The last thing you have to do is check that you’re not trying to push non-fast-forwarded references, but that is a bit less common. To get a reference that isn’t a fast-forward, you either have to rebase past a commit you’ve already pushed up or try pushing a different local branch up to the same remote branch.
Because the server will tell you that you can’t push a non-fast-forward anyway, and the hook prevents forced pushes, the only accidental thing you can try to catch is rebasing commits that have already been pushed.

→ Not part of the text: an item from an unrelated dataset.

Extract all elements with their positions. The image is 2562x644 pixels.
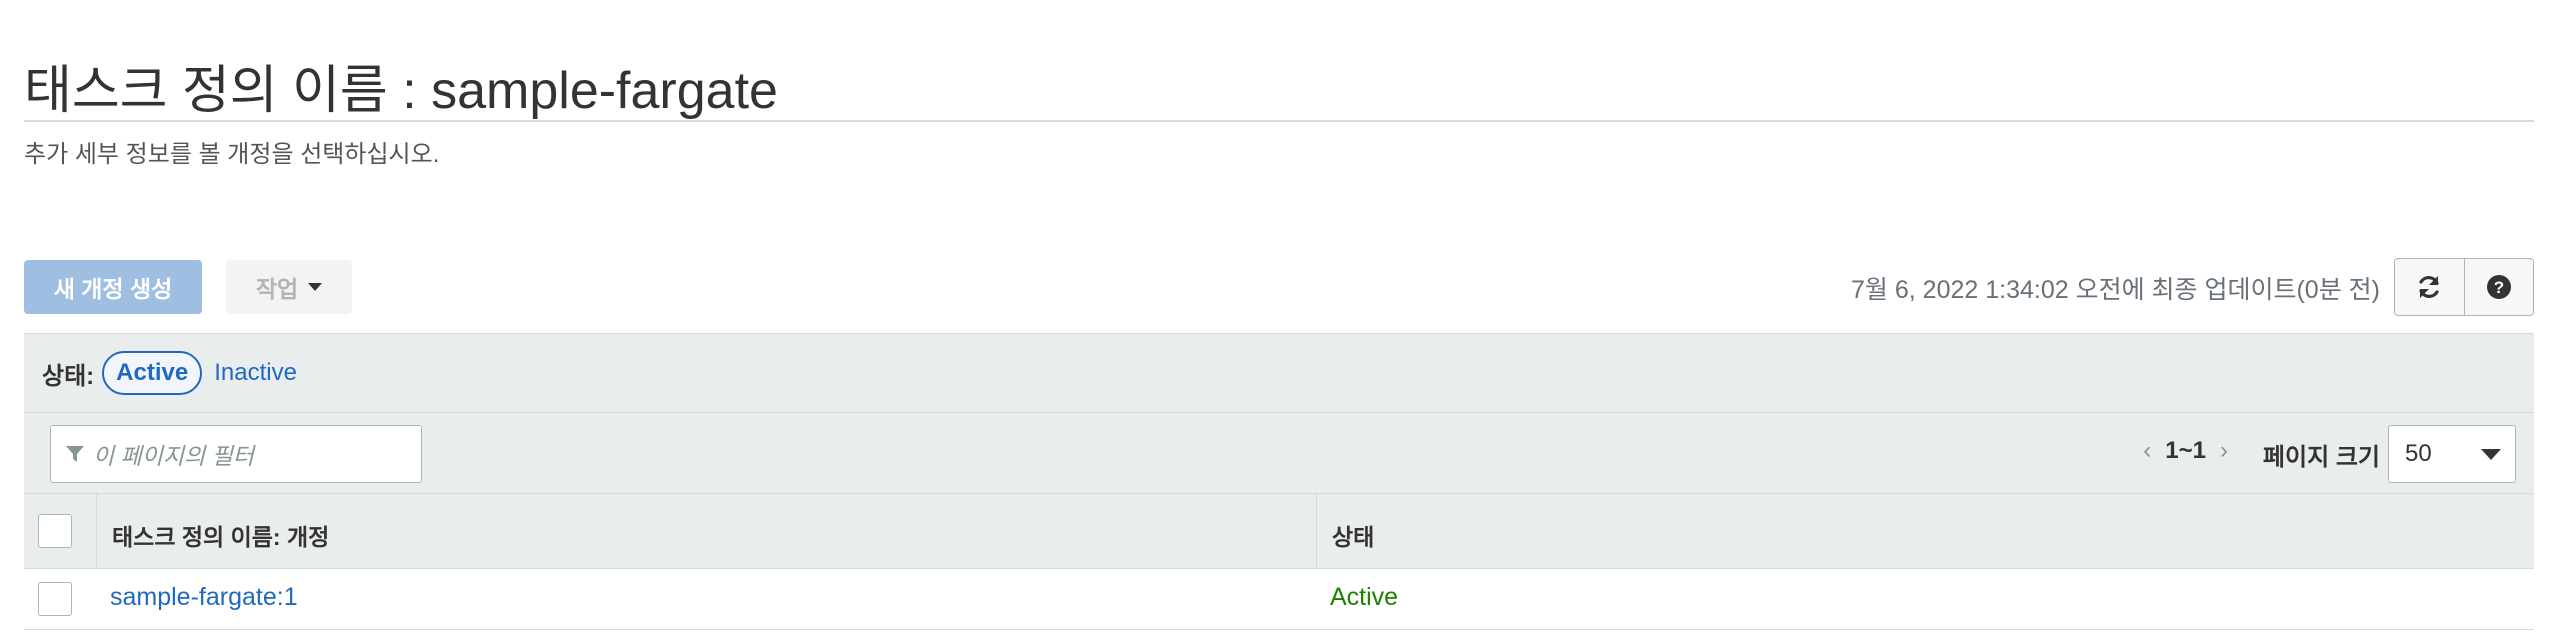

Here is an example pre-rebase script that checks for that. It gets a list of all the commits you’re about to rewrite and checks whether they exist in any of your remote references. If it sees one that is reachable from one of your remote references, it aborts the rebase:
#!/usr/bin/env ruby
base_branch = ARGV[0]
if ARGV[1]
topic_branch = ARGV[1]
else
topic_branch = "HEAD"
end
target_shas = `git rev-list #{base_branch}..#{topic_branch}`.split("\n")
remote_refs = `git branch -r`.split("\n").map { |r| r.strip }
target_shas.each do |sha|
remote_refs.each do |remote_ref|
shas_pushed = `git rev-list ^#{sha}^@ refs/remotes/#{remote_ref}`
if shas_pushed.split(“\n”).include?(sha)
puts "[POLICY] Commit #{sha} has already been pushed to #{remote_ref}"
exit 1
end
end
end
This script uses a syntax that wasn’t covered in the Revision Selection section of Chapter 6. You get a list of commits that have already been pushed up by running this:
git rev-list ^#{sha}^@ refs/remotes/#{remote_ref}
The SHA^@ syntax resolves to all the parents of that commit. You’re looking for any commit that is reachable from the last commit on the remote and that isn’t reachable from any parent of any of the SHAs you’re trying to push up — meaning it’s a fast-forward.
The main drawback to this approach is that it can be very slow and is often unnecessary — if you don’t try to force the push with -f, the server will warn you and not accept the push. However, it’s an interesting exercise and can in theory help you avoid a rebase that you might later have to go back and fix.